— Поедем ко мне! — попросила она.
— А ты живешь одна?
— Да. Улица Нагмуддин, за кладбищем.
— Номер.
— Там один дом. Внизу контора по продаже джута, а позади кладбище.
Он не удержался от смеха.
— Ну и местечко ты себе выбрала! Она тоже рассмеялась:
— А меня там совсем не знают. Никто ко мне никогда не приходил. Ты будешь первым… Я живу на самом верху…
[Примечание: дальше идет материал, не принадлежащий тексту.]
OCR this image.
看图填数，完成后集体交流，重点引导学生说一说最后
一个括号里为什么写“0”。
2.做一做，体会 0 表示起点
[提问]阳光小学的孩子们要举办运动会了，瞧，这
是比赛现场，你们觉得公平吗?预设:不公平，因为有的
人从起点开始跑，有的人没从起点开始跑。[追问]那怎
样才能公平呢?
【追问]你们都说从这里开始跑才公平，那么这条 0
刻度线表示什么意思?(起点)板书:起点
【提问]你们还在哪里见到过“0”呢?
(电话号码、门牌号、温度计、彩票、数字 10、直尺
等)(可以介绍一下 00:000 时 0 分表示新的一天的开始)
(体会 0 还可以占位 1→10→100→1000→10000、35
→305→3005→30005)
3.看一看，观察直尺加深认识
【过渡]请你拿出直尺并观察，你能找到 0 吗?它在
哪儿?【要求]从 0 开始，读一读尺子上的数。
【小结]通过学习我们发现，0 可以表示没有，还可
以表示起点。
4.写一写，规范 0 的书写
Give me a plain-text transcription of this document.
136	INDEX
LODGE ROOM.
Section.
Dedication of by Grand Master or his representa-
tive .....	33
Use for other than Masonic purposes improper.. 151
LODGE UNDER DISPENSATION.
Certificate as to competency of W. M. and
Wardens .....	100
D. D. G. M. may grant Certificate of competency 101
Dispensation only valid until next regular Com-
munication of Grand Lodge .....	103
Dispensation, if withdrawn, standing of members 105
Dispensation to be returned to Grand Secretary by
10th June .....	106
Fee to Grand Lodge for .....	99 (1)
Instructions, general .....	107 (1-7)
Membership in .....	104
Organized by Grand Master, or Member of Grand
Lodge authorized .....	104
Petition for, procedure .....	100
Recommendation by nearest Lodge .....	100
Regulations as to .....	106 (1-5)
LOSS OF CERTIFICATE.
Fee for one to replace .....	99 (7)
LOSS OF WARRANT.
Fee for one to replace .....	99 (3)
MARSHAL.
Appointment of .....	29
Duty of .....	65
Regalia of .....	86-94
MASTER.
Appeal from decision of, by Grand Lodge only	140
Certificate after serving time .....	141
Она ждала, что он скажет, но он молчал, сосредоточив все внимание на дороге, которая пролегала между горой и домами. И среди них дом шейха Али Гунеди. В конце квартала он остановил машину и повернулся к Hyp:
— Здесь я тебя высажу.
— А разве ты со мной не пойдешь?
— Я приду потом.
— Куда ж ты денешься в такую поздноту?
— Слушай. Ты сейчас прямо отсюда пойдешь в полицейский участок. Расскажешь там все, что случилось, слово в слово, как будто ты ни при чем. Опиши меня, только, разумеется, совсем наоборот: толстый блондин, на правой щеке шрам… Скажешь, что я увез тебя силой. Ну, изнасиловал, что ли.
— Изнасиловал?
Он даже не улыбнулся.
— Скажешь, что все это случилось в пустыне Зенхом, что я по дороге выбросил тебя и угнал машину.
— А ты потом придешь?
— Приду. Слово мужчины! А ты сумеешь в участке сыграть свою роль так же хорошо, как в машине?
— Постараюсь…
— Прощай.
И машина умчалась.
VII
Предел удачи — если удастся убить обоих сразу. И Набавию и Илеша. А тогда остается только свести счеты с Рауфом Альваном и бежать. Может быть, и за границу. Да, но с кем останется Сана?.. Острая колючка, вонзившаяся в сердце… Тобою руководит не разум, а чувство. Ты должен выждать, устроить свои дела и потом налететь внезапно, как коршун. Нет, ждать не имеет смысла. За тобою следят. С того самого момента, как ты вышел из тюрьмы. А теперь, после истории с этой машиной, слежка усилится… В бумажнике сынка фабриканта оказалось всего несколько фунтов. И это тоже не предвещает удачу. Нет, надо нанести удар немедленно, не откладывая, иначе все пропало. А с кем останется Сана?.. Острая колючка, вонзившаяся в сердце. Оттолкнула меня, и все же мысль с тоской возвращается к ней снова и снова. Может быть, ради тебя оставить в живых твою подлую мать? Отвечай, я должен решить это сейчас же. Он бродил в темноте вокруг дома в квартале Сиккат аль-Имам, оставив машину в конце улицы у крепости. Торговые лавки закрыты. На улице ни души. Никто его как будто не ждет. В такой час все живое прячется в норы. Он, наверное, и не подозревает, что я как гром среди ясного неба явлюсь сводить с ним счеты. А может быть, он начеку, ждет? Но все равно, это меня не испугает. Даже если Сана останется сиротой. Потому что, господин Рауф Альван, предательство — это большая гнусность… Сжимая в кармане револьвер, он посмотрел на окно. И чтобы в этой жизни легче дышалось живым, подлецов надо выкорчевывать с корнем. Крадучись вдоль стены, он подошел к подъезду. Проскользнул внутрь и, затаив дыхание, стал подниматься по лестнице. В непроглядной тьме миновал первый этаж, потом второй, третий. Вот она, дверь, за которой укрылись самые отвратительные помыслы и низменные страсти. Если я постучу, интересно, кто мне откроет? Набавия? И не притаился ли где–нибудь легавый? Мерзавцам не уйти от пули, даже если мне придется силой вломиться в дом. Надо действовать, и притом не медля ни минуты. Какой позор, Саид Махран уже два дня на свободе, а Илеш Сидра до сих пор жив…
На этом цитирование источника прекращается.